Melinda opened her mouth to respond, but only a croak reached her lips. He stroked his fingers from the top of her head slowly down the length of her hair, as though from long habit, as though he woke with her in his arms every day.

Halfway down her back, his hand stopped.

With her eyes locked on his, she saw the moment he came fully awake and realization dawned. His sleepy gaze went sharp, his breath halted along with his stroking hand, and every muscle in his body flexed hard.

He said, “Ah,” the single syllable cautious now.

Pressed together as they were, Melinda couldn’t miss another muscle growing firm and hard beneath her, nor the answering heat spiraling deep in her belly.

A red flush spread across the planes of Jacob’s sculptured cheekbones, and he closed his eyes again in obvious mortification, but neither of them moved.

Melinda didn’t think she
could
move, not even if her life depended on it. Which it very well could, if one of their fathers came to the top of the spiral staircase and saw them wrapped together in her bed.

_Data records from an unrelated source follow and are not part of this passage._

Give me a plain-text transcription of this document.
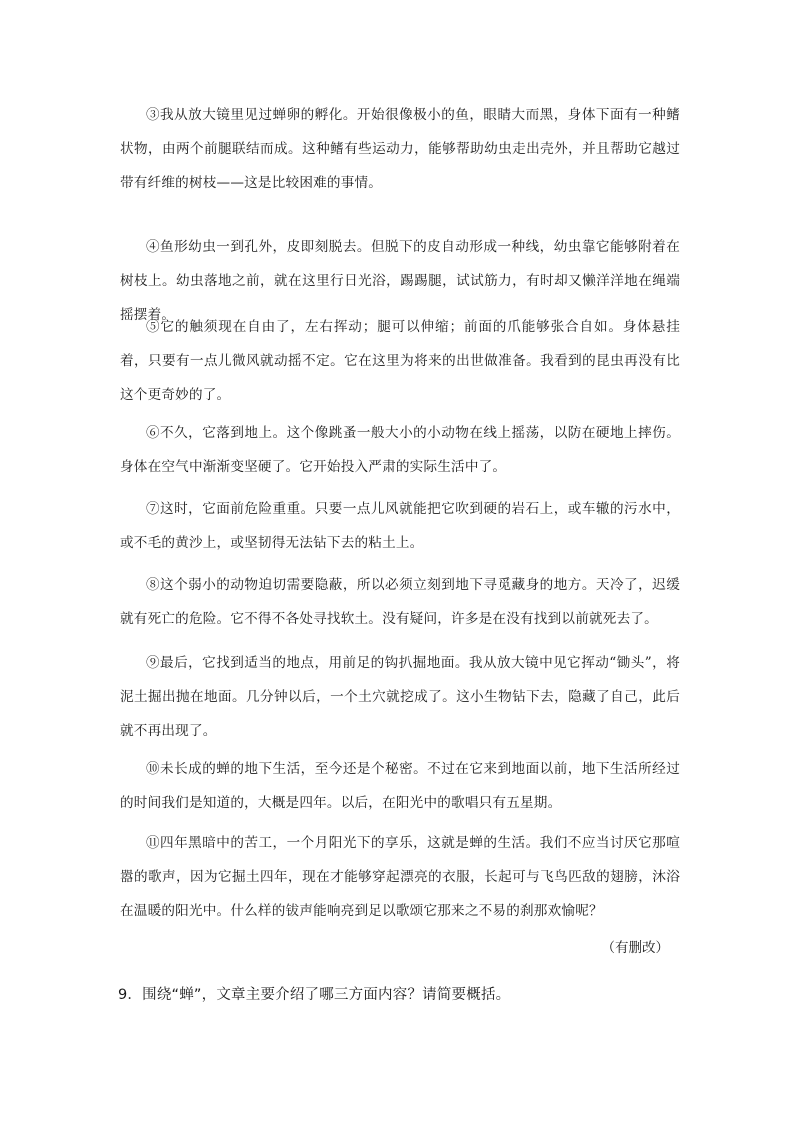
③我从放大镜里见过蝉卵的孵化。开始很像极小的鱼，眼睛大而黑，身体下面有一种鳍状物，由两个前腿联结而成。这种鳍有些运动力，能够帮助幼虫走出壳外，并且帮助它越过带有纤维的树枝——这是比较困难的事情。

④鱼形幼虫一到孔外，皮即刻脱去。但脱下的皮自动形成一种线，幼虫靠它能够附着在树枝上。幼虫落地之前，就在这里行日光浴，踢踢腿，试试筋力，有时却又懒洋洋地在绳端摇摆着。

⑤它的触须现在自由了，左右挥动；腿可以伸缩；前面的爪能够张合自如。身体悬挂着，只要有一点儿微风就动摇不定。它在这里为将来的出世做准备。我看到的昆虫再没有比这个更奇妙的了。

⑥不久，它落到地上。这个像跳蚤一般大小的小动物在线上摇荡，以防在硬地上摔伤。身体在空气中渐渐变坚硬了。它开始投入严肃的实际生活中了。

⑦这时，它面前危险重重。只要一点儿风就能把它吹到硬的岩石上，或车辙的污水中，或不毛的黄沙上，或坚韧得无法钻下去的粘土上。

⑧这个弱小的动物迫切需要隐蔽，所以必须立刻到地下寻觅藏身的地方。天冷了，迟缓就有死亡的危险。它不得不各处寻找软土。没有疑问，许多是在没有找到以前就死去了。

⑨最后，它找到适当的地点，用前足的钩扒掘地面。我从放大镜中见它挥动“锄头”，将泥土掘出抛在地面。几分钟以后，一个土穴就挖成了。这小生物钻下去，隐藏了自己，此后就不再出现了。

⑩未长成的蝉的地下生活，至今还是个秘密。不过在它来到地面以前，地下生活所经过的时间我们是知道的，大概是四年。以后，在阳光中的歌唱只有五星期。

⑪四年黑暗中的苦工，一个月阳光下的享乐，这就是蝉的生活。我们不应当讨厌它那喧嚣的歌声，因为它掘土四年，现在才能够穿起漂亮的衣服，长起可与飞鸟匹敌的翅膀，沐浴在温暖的阳光中。什么样的钹声能响亮到足以歌颂它那来之不易的刹那欢愉呢？

（有删改）
9．围绕“蝉”，文章主要介绍了哪三方面内容？请简要概括。
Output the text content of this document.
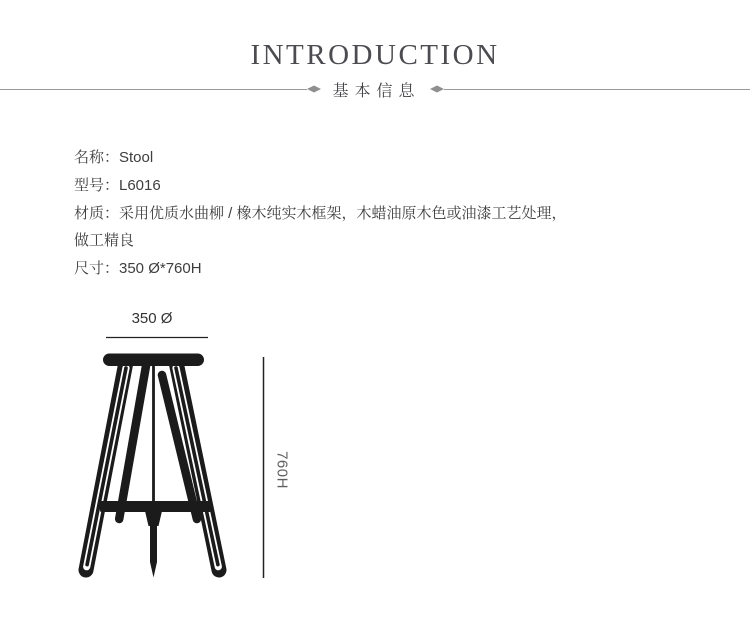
INTRODUCTION
基本信息
名称：Stool
型号：L6016
材质：采用优质水曲柳 / 橡木纯实木框架，木蜡油原木色或油漆工艺处理，
做工精良
尺寸：350 Ø*760H
350 Ø
760H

After a moment, Jacob reopened his eyes, folding his full lips together as he studied her. She studied him right back, the silence dragging out as they weighed each other and the curious position they’d found themselves in. It put her in mind of the dream she’d had before leaving on the trip.

“So, good morning,” Jacob said finally.

Melinda cleared her throat. “Morning.”

“Do you—” he began.

His mother’s shout from downstairs cut him off.

“Jakey, Mel, are you two up?” Lois called as they both gasped and jerked upright, only Melinda didn’t move high enough, and they cracked foreheads with mutually pained groans. “Breakfast is ready in five!”

For a startled heartbeat, they stared into each other’s widened eyes. Blowing out a breath, Jacob placed a protective hand over Melinda’s ear and shifted to call over her shoulder. “Be right down!”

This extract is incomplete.